Sermon for King’s-Edgehill School Reunion
“One thing is needful”
Reunions are about companions getting back together, about friendships shaped and formed by common memories and associations that belong to the reason and purpose of institutions. The word, companions, has its roots in the sharing of bread, com panis. I am sure that there has been much in the way of the sharing of bread and, by extension, no doubt, wine, during the time of your reunion!
2016 marks a special year. It is, if I may be so bold to suggest, the Year of Edgehill. It marks the 125th anniversary of the founding of Edgehill in June of 1891. That alone is cause for celebration but it is also the 40th anniversary of the amalgamation of King’s and Edgehill to form King’s-Edgehill School; and that, too, is cause for celebration.
Sir Kenneth Clark in his celebrated BBC TV documentary, Civilisation, comments that civilisation greatly declines in the absence of women. It is, he says, “absolutely essential to civilisation that the male and female principles be kept in balance”. In the Year of Edgehill we celebrate the qualities of Edgehill School for Girls. They are the qualities of grace and elegance, a certain class and refinement, a kind of dignity. Those qualities are the gifts which Edgehill brought to King’s and which strengthened and deepened the ideals of gentleness, learning, and manhood, or better humanitas. I would like to suggest that it is captured in a word, sprezzatura. It is Castiglione’s word from The Book of the Courtier, a book about civilised life and behaviour, about a kind of courtliness. Sprezzatura is about doing difficult things with consummate grace and ease; in other words, making the difficult look easy. Such is the grace and charm of Edgehill and what Edgehill brought to King’s.
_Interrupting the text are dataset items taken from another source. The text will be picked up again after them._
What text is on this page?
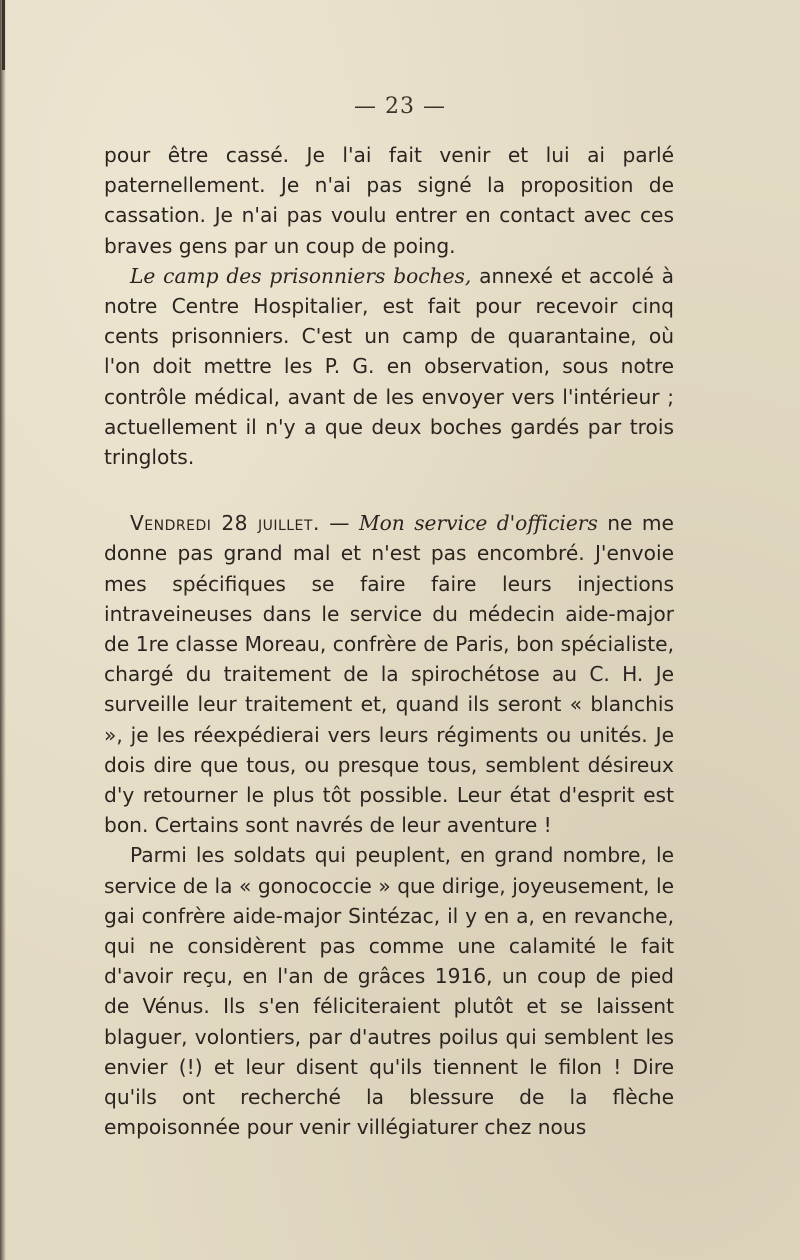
— 23 —

pour être cassé. Je l'ai fait venir et lui ai parlé paternellement. Je n'ai pas signé la proposition de cassation. Je n'ai pas voulu entrer en contact avec ces braves gens par un coup de poing.

Le camp des prisonniers boches, annexé et accolé à notre Centre Hospitalier, est fait pour recevoir cinq cents prisonniers. C'est un camp de quarantaine, où l'on doit mettre les P. G. en observation, sous notre contrôle médical, avant de les envoyer vers l'intérieur ; actuellement il n'y a que deux boches gardés par trois tringlots.

Vendredi 28 juillet. — Mon service d'officiers ne me donne pas grand mal et n'est pas encombré. J'envoie mes spécifiques se faire faire leurs injections intraveineuses dans le service du médecin aide-major de 1re classe Moreau, confrère de Paris, bon spécialiste, chargé du traitement de la spirochétose au C. H. Je surveille leur traitement et, quand ils seront « blanchis », je les réexpédierai vers leurs régiments ou unités. Je dois dire que tous, ou presque tous, semblent désireux d'y retourner le plus tôt possible. Leur état d'esprit est bon. Certains sont navrés de leur aventure !

Parmi les soldats qui peuplent, en grand nombre, le service de la « gonococcie » que dirige, joyeusement, le gai confrère aide-major Sintézac, il y en a, en revanche, qui ne considèrent pas comme une calamité le fait d'avoir reçu, en l'an de grâces 1916, un coup de pied de Vénus. Ils s'en féliciteraient plutôt et se laissent blaguer, volontiers, par d'autres poilus qui semblent les envier (!) et leur disent qu'ils tiennent le filon ! Dire qu'ils ont recherché la blessure de la flèche empoisonnée pour venir villégiaturer chez nous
It is not simply about manners and morals but the deeper principles upon which those qualities depend such as the defining ideals of King’s and Edgehill. They are expressed in their complementary mottoes. Fideliter, ‘faithfulness’, is the Edgehill motto befitting what was originally a Church School for Girls but as joined with King’s motto, Deo Legi Regi Gregi, ‘For God, for the Law, for the King, for the People’, it suggests something of the content of that faithfulness. It has very much to do with character and service, with leadership and sacrifice.